Feature #1576
openDeduplication support in RADOS
0%
Description
Hi,
Ceph and RADOS are wonderfull and allow us to scale the storage. But one great feature would be to have a deduplication feature in order to reduce the footprint of similar data stored multiple times by users in the cluster.
of course, one possibility for that could be to use the underlying FS, for exemple BTRFS with the dedup patches from Josef Bacik (http://lwn.net/Articles/422331/) but :
1) they don't seem to be included/supported by the btrfs team
2) that would be more generic to have it embedded in the ceph core, allowing us to use this feature with other FS.
Does it sounds you feasible or good feature to bring in ?
Regards,
Wilfrid Allembrand
Updated by Greg Farnum over 12 years ago
- Priority changed from Normal to Low
This is a blue-sky feature. It's been discussed in the past and will probably happen someday, but isn't an easy feature or something that we're going to devote resources to for a long while.
Updated by Wilfrid Allembrand over 12 years ago
Thanks Greg. Yep, for sure I'm aware you have other priorities first.
In the meantime it is implemented, are you aware or do you recommand any third party solution that we could could install in order to bring dedupe in a Ceph environment ?
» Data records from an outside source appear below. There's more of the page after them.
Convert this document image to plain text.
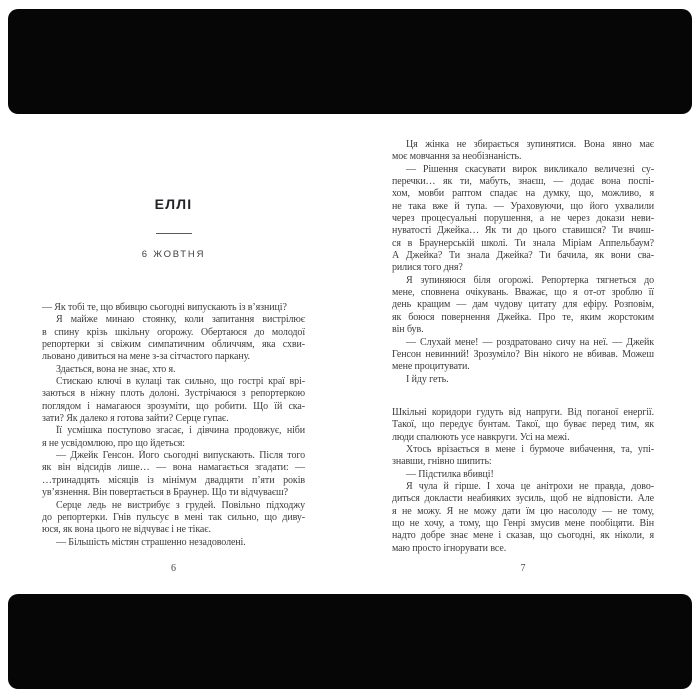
ЕЛЛІ
6 ЖОВТНЯ
— Як тобі те, що вбивцю сьогодні випускають із в’язниці?
Я майже минаю стоянку, коли запитання вистрілює
в спину крізь шкільну огорожу. Обертаюся до молодої
репортерки зі свіжим симпатичним обличчям, яка схви-
льовано дивиться на мене з-за сітчастого паркану.
Здається, вона не знає, хто я.
Стискаю ключі в кулаці так сильно, що гострі краї врі-
заються в ніжну плоть долоні. Зустрічаюся з репортеркою
поглядом і намагаюся зрозуміти, що робити. Що їй ска-
зати? Як далеко я готова зайти? Серце гупає.
Її усмішка поступово згасає, і дівчина продовжує, ніби
я не усвідомлюю, про що йдеться:
— Джейк Генсон. Його сьогодні випускають. Після того
як він відсидів лише… — вона намагається згадати: —
…тринадцять місяців із мінімум двадцяти п’яти років
ув’язнення. Він повертається в Браунер. Що ти відчуваєш?
Серце ледь не вистрибує з грудей. Повільно підходжу
до репортерки. Гнів пульсує в мені так сильно, що диву-
юся, як вона цього не відчуває і не тікає.
— Більшість містян страшенно незадоволені.
6
Ця жінка не збирається зупинятися. Вона явно має
моє мовчання за необізнаність.
— Рішення скасувати вирок викликало величезні су-
перечки… як ти, мабуть, знаєш, — додає вона поспі-
хом, мовби раптом спадає на думку, що, можливо, я
не така вже й тупа. — Ураховуючи, що його ухвалили
через процесуальні порушення, а не через докази неви-
нуватості Джейка… Як ти до цього ставишся? Ти вчиш-
ся в Браунерській школі. Ти знала Міріам Аппельбаум?
А Джейка? Ти знала Джейка? Ти бачила, як вони сва-
рилися того дня?
Я зупиняюся біля огорожі. Репортерка тягнеться до
мене, сповнена очікувань. Вважає, що я от-от зроблю її
день кращим — дам чудову цитату для ефіру. Розповім,
як боюся повернення Джейка. Про те, яким жорстоким
він був.
— Слухай мене! — роздратовано сичу на неї. — Джейк
Генсон невинний! Зрозуміло? Він нікого не вбивав. Можеш
мене процитувати.
І йду геть.
Шкільні коридори гудуть від напруги. Від поганої енергії.
Такої, що передує бунтам. Такої, що буває перед тим, як
люди спалюють усе навкруги. Усі на межі.
Хтось врізається в мене і бурмоче вибачення, та, упі-
знавши, гнівно шипить:
— Підстилка вбивці!
Я чула й гірше. І хоча це анітрохи не правда, дово-
диться докласти неабияких зусиль, щоб не відповісти. Але
я не можу. Я не можу дати їм цю насолоду — не тому,
що не хочу, а тому, що Генрі змусив мене пообіцяти. Він
надто добре знає мене і сказав, що сьогодні, як ніколи, я
маю просто ігнорувати все.
7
Updated by Greg Farnum over 12 years ago
Not aware of anything like that, sorry!
Updated by Jon Skarpeteig about 9 years ago
Has there been any recent discussions about this feature?
Updated by Greg Farnum about 9 years ago
Only enough to make sure we won't be implementing a dedup feature for the foreseeable future. Doing one locally on the node can be done at layers below Ceph, and doing a distributed one across nodes is still a research project.